February 15, 2018
The problem with a multicultural society is that sometimes, Chinese New Year (eat meat dumplings!) Ash Wednesday (don’t eat meat!) Valentine’s Day (love and lovers!) and Total Defense Day (a lot of people died horribly) line up their lunar and Gregorian selves and really serve to confuse a person. I mean, check out this CNY gift bag swag. Mixed message, right? In a good way.
The cool part is that Singapore seems to have it all sorted. “I got a dispensation for the eating,” whispered the Chinese Catholic to me at the party, “plus, the salmon is vegetarian.”
So that part was confusing, but in a way that I could at least understand.* The calendar stuff, not the business about vegetarian salmon- that’s just bizarre. I did have great fun throwing the “fish” around, though, in the traditional celebratory way. I am loving the people I work with and how they include us in all the diverse food and parties. Big kudos to the world for coming up with so many reasons and ways to have fun with each other.
On an “other side of humanity” note, however, today I headed with my partner school to a memorial dedicated to civilians who died in World War II. There is some dark, dark history I’m currently too upset about to get into here, but what it boils down to is that in the 1950s and ‘60s, when Singapore was planning and building what was to be a newly sovereign nation, they kept finding masses of human remains at construction sites. There had been multiple slaughters of civilians- especially the ethnically Chinese in unnatural disasters like Sook Ching, or “purge through cleansing”- during the Japanese occupation. It was continually heart-rending to witnesses and survivors, and it was way, way too raw.
So the Singaporeans created a memorial. They collected all the bones and reburied them at one sight, opting against cremation because of the various religious beliefs of surviving family members. They commissioned this monument:
which has four towers progressively leaning toward each other until they are bonded at the top. This represents Singapore’s four “races”: Chinese, Malay, Indian, and other (mostly Eurasian) and how they must always support each other as one nation.
51 years later, they invited some school children, with whom I limped along in my flesh-eating bus station shoes, and -WHOA!- the first female and current President of Singapore, Halimah Yacob.

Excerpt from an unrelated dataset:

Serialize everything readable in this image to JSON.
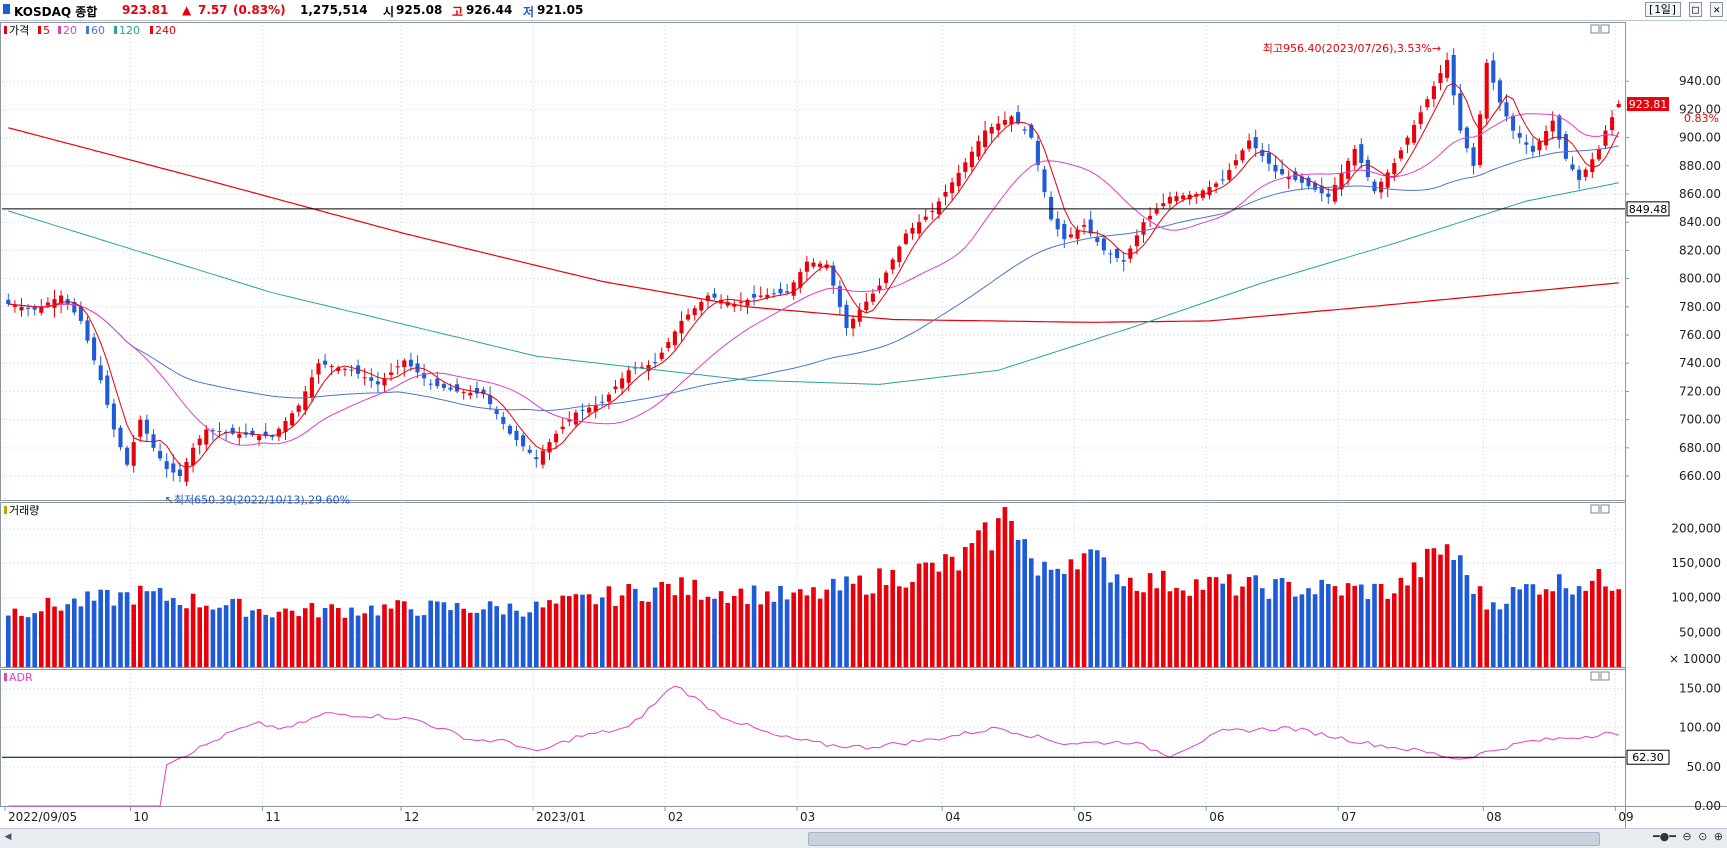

I took a picture of the motorcade because I was kind of impressed. And then, even though I was this far away for her speech,
I continued to be impressed, if more sweatily. I like how world leaders are still able to emphasize the necessity of cooperation and unity across differences. And I like that I can still be surprised by Singapore, since they included bagpipes in the post-keynote ceremony. Definitely did not see those coming.
I got a little closer for the photo ops, where I made eye contact and smiled in a way that I hope reassured her that World Peace: I’m For It.
I don’t know if the look worked, but my partner teacher has former students in impressive places, so we got a photo op ourselves! Since I’m not a selfie taker, I just did this:
and called it good. Somewhere there’s a professional picture of me and an actual President, though, which is pretty neat.
I hope I didn’t have salmon in my teeth.
*Not a “why the effing eff doesn’t Congress get their shit together like the entire rest of the world because children are dying???” kind of confusion. Or a “further, why are we not voting the calluses out???” kind of confusion. Because I’m really angry about those two things, but I’m keeping it down here because it doesn’t really fit the tone of everything else above.